BALTIMORE - Last Saturday I witnessed 700
kids aged 9-14 competing with shrieks of delight
and joy in contests with robots that they had
constructed. There were no tears by the losers.
Really, all were winners. As one girl exulted,
"It will help me to be a better person. I can
set higher goals for myself and learn to achieve
them better because I know I can do it." She
even saw how what she learned could make her
employable. "I want to support myself, so I
don't have to depend on other people. I can help
support my family when I have one."
Coming in first is less important than learning
one can build a robot out of LEGOS that will
move in any direction, push plastic trees from
one side of the board to another, pick up a
model car and move it, lasso three rings of
"corn stalks" and move them, place a "hydro-dam"
over both banks of a section of a river drawn on
the board plus seven similar tasks.
And do all this in 2.5 minutes! As two students
manipulate the robot, five to eight members of
each team cheer from the sidelines.
Marco Ciavolino, a proud father of several
students competing in different age groups and a
computer scientist who coached four "FIRST LEGO
League" teams (Techbrick.com), asserted, "It turns
out that humans like a really tough challenge.
FIRST has proven unambiguously that if you
create an environment in which the right stuff
is celebrated, they compete like crazy, but
treat each other well in the process. It is a
really good thing."
Students are not told how to build the robots,
but are sent a box of parts with no
instructions. Each robot looks different. One
had rings that could be lowered to lasso corn
stalks, while others used a clip-on L-shaped
This year the students also had to conduct an
energy audit of a building in their city and
advise its owners how to reduce its energy
consumption. Calvert Junior High School students
told a library it could save 35% of its electric
bill by turning off computers not in use.
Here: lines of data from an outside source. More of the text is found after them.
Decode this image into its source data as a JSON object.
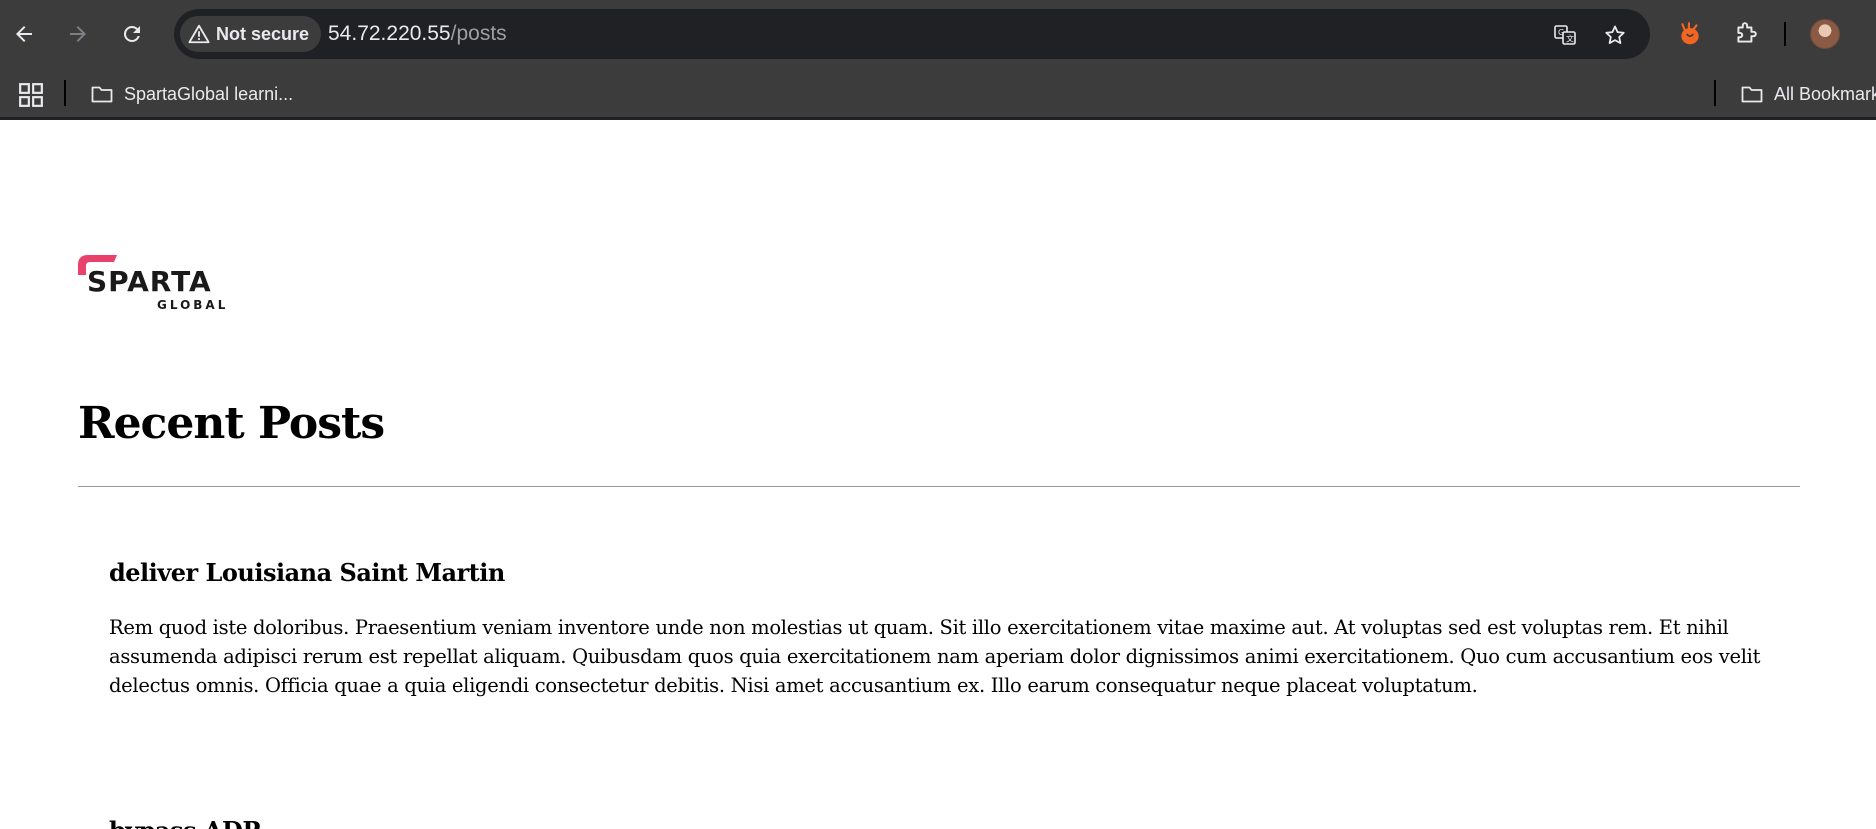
{
  "browser": {
    "security_label": "Not secure",
    "url_host": "54.72.220.55",
    "url_path": "/posts",
    "icons": {
      "back": "back-arrow-icon",
      "forward": "forward-arrow-icon",
      "reload": "reload-icon",
      "warning": "warning-triangle-icon",
      "translate": "translate-icon",
      "bookmark_star": "star-icon",
      "extension_1": "orange-extension-icon",
      "extensions": "puzzle-icon",
      "profile": "avatar"
    }
  },
  "bookmarks_bar": {
    "apps_icon": "apps-grid-icon",
    "items": [
      {
        "label": "SpartaGlobal learni...",
        "icon": "folder-icon"
      }
    ],
    "all_bookmarks": {
      "label": "All Bookmarks",
      "icon": "folder-icon"
    }
  },
  "page": {
    "logo_text": "SPARTA",
    "logo_subtext": "GLOBAL",
    "heading": "Recent Posts",
    "posts": [
      {
        "title": "deliver Louisiana Saint Martin",
        "body": "Rem quod iste doloribus. Praesentium veniam inventore unde non molestias ut quam. Sit illo exercitationem vitae maxime aut. At voluptas sed est voluptas rem. Et nihil assumenda adipisci rerum est repellat aliquam. Quibusdam quos quia exercitationem nam aperiam dolor dignissimos animi exercitationem. Quo cum accusantium eos velit delectus omnis. Officia quae a quia eligendi consectetur debitis. Nisi amet accusantium ex. Illo earum consequatur neque placeat voluptatum."
      },
      {
        "title": "bypass ADP",
        "body": ""
      }
    ]
  },
  "colors": {
    "chrome_bg": "#3c3c3c",
    "omnibox_bg": "#202124",
    "brand_accent": "#e8416b",
    "extension_orange": "#f26522"
  }
}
Homeschoolers in Harford County built a replica
of an 1870 boarding house, examined an updated
version, and quantified the value of various
forms of insulation.
This year there are 10,000 FIRST LEGO teams in
38 countries with 106,000 students and a junior
version for 5,000 6-9 year-olds. There are 1,500
FIRST Robotics Competition teams of 37,500 high
school kids who build large robots with 400
parts costing tens of thousands that race around
a 26 foot by 54 foot track, pushing balls over
and under an overpass.
After statewide competitions, 10,000 kids go to
the Georgia Dome for National Championships. The
competition is not just about skill in
manipulating robots, but also about that year's
research project, the kids' ability to describe
the design aspects of research and robots and
the teamwork of each group.
One father said, "Ten or 20 years from today
some of these kids will cure AIDS or cancer.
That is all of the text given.